You’ve likely lost count of the amount of times some straight-laced authority figure has reiterated the importance of having something to fall back on through your life, particularly when regaling them with your latest harebrained career-building (or career-avoidance) tactic. A waste of time, you must have thought, when plan A is all but guaranteed! Joining a hitherto-unmanageable rag-tag 20-strong happy-clappy psychedelic pop orchestra in regulation quasi religious clobber is one such decision unlikely to gain immediate parental blessing.
St Vincent, aka Annie Clark, has played guitar and sung for The Polyphonic Spree – also racking up hours in Sufjan Steven’s band – which are both kudos winning moves from our perspective. And yet still, with the emergence of her debut solo album ‘Marry Me’, she proves she’s put in the hard work too and strung up that safety net, strung it up good and proper. It’s not exactly a foundation course in accounting, but it is quite brilliant and as close as you’re likely to get to a sure thing. Unexpected, you might think, when the overriding impression of the ‘Spree isn’t of individual contributions, but rather of willing wide-eyed pawns in place to realise cult leader Tim DeLaughter’s delirious vision. Not that this isn’t delirious either, because it really is, seeing probably even more stars than DeLaughter at points.
The stature of female singer-songwriters of late has been especially high; Feist, Joanna Newsom, Joan As Police Woman, Bat For Lashes and the veritable active old guard of Cat Power, Bjork and PJ Harvey, but St Vincent sails under, around and occasionally above the bar in a teasing psychedelic bubble, sheathed with that ever-changing soapy distortion that bubbles that hold their shape have. These are not at all lonely songs of contemplation, introverted or coy; they are pert, shape-shifting bonsai pop vistas, full of drama, delivered with the wide-tonsiled theatricality of a 1950 Hollywood musicals. Tie a line between Kate Bush, The Beatles and Judy Garland and then swing from it till you feel dizzy and slightly elated.

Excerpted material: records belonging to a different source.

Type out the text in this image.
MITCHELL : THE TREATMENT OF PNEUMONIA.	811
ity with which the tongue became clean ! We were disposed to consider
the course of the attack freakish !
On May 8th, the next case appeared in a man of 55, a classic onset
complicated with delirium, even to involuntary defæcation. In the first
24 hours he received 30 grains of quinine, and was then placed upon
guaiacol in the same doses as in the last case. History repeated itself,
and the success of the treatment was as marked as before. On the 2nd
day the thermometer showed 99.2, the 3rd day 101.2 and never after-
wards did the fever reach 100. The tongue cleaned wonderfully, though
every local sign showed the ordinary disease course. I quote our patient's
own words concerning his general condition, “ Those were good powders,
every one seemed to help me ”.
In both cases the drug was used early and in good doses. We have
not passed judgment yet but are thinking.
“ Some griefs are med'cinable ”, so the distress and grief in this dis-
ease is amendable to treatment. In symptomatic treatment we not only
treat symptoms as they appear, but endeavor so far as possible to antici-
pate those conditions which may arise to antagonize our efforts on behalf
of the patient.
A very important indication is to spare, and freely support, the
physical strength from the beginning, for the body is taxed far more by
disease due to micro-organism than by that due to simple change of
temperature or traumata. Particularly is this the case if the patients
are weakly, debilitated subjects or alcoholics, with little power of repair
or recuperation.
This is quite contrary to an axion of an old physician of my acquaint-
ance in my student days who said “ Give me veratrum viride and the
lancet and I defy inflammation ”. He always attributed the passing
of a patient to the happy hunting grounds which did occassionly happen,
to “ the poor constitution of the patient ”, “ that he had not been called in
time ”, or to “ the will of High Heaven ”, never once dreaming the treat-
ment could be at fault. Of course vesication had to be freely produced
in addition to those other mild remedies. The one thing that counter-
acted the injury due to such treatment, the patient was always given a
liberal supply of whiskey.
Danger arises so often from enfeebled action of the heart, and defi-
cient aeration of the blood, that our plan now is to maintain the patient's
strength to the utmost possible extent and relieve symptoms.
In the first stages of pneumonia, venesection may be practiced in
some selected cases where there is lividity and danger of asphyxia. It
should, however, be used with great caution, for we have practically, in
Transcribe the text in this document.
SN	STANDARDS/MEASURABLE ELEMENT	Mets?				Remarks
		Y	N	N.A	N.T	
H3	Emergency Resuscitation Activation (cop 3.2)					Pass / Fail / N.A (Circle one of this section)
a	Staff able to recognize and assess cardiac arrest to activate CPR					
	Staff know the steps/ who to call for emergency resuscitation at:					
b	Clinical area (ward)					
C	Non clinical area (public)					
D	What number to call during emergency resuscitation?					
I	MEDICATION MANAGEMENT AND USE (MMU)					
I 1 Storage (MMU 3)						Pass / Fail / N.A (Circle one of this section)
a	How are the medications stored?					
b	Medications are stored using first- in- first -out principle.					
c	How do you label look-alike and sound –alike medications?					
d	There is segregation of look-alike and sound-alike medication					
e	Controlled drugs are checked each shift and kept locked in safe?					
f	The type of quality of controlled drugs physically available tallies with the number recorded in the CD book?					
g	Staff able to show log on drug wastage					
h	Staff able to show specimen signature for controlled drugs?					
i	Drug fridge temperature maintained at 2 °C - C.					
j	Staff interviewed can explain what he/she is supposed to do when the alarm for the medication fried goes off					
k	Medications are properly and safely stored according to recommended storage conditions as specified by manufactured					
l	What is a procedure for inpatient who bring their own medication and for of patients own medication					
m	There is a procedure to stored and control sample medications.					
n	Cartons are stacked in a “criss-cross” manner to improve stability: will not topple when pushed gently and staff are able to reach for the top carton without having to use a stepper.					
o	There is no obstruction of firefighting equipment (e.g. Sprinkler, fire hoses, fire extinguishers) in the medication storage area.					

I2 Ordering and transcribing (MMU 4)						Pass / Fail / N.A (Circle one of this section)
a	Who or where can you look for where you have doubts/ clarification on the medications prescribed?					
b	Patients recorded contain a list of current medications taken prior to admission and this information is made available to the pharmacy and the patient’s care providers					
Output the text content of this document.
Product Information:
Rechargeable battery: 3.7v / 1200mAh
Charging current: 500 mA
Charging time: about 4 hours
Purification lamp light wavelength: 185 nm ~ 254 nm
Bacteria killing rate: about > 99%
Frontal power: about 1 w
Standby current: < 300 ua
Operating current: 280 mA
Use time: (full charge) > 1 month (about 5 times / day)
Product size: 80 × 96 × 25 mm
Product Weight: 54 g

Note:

The closest reference point is probably Bat For Lashes, the opening track ‘Now Now’ attests to that; ritual rhythms, organic instrumentation fluttering independently, fairy vocals, a sensual massage overall. But where Natasha Khan rides the waves, Annie Clark seeks to control them. This is a very definite record. ‘Paris Is Burning’ has the commanding sterility of Portishead and Beth Gibbons, waltzing, in another century. ‘What Me Worry’ is in a different century too, but just the last one, with cinematic snow-capped swing jazz deliciousness, merged into alt-country and ‘Space Oddity’ sound effects with ‘All My Stars Aligned’. ‘Apocalypse Song’ is like an old Simon & Garfunkel song remote controlled from the mothership by Wayne Coyne. It’s a complicated record, but an instantly satisfying record of great depth. Fall out of one song and you’ll fall straight back into the arms of another. And that sounds like a sound insurance to us.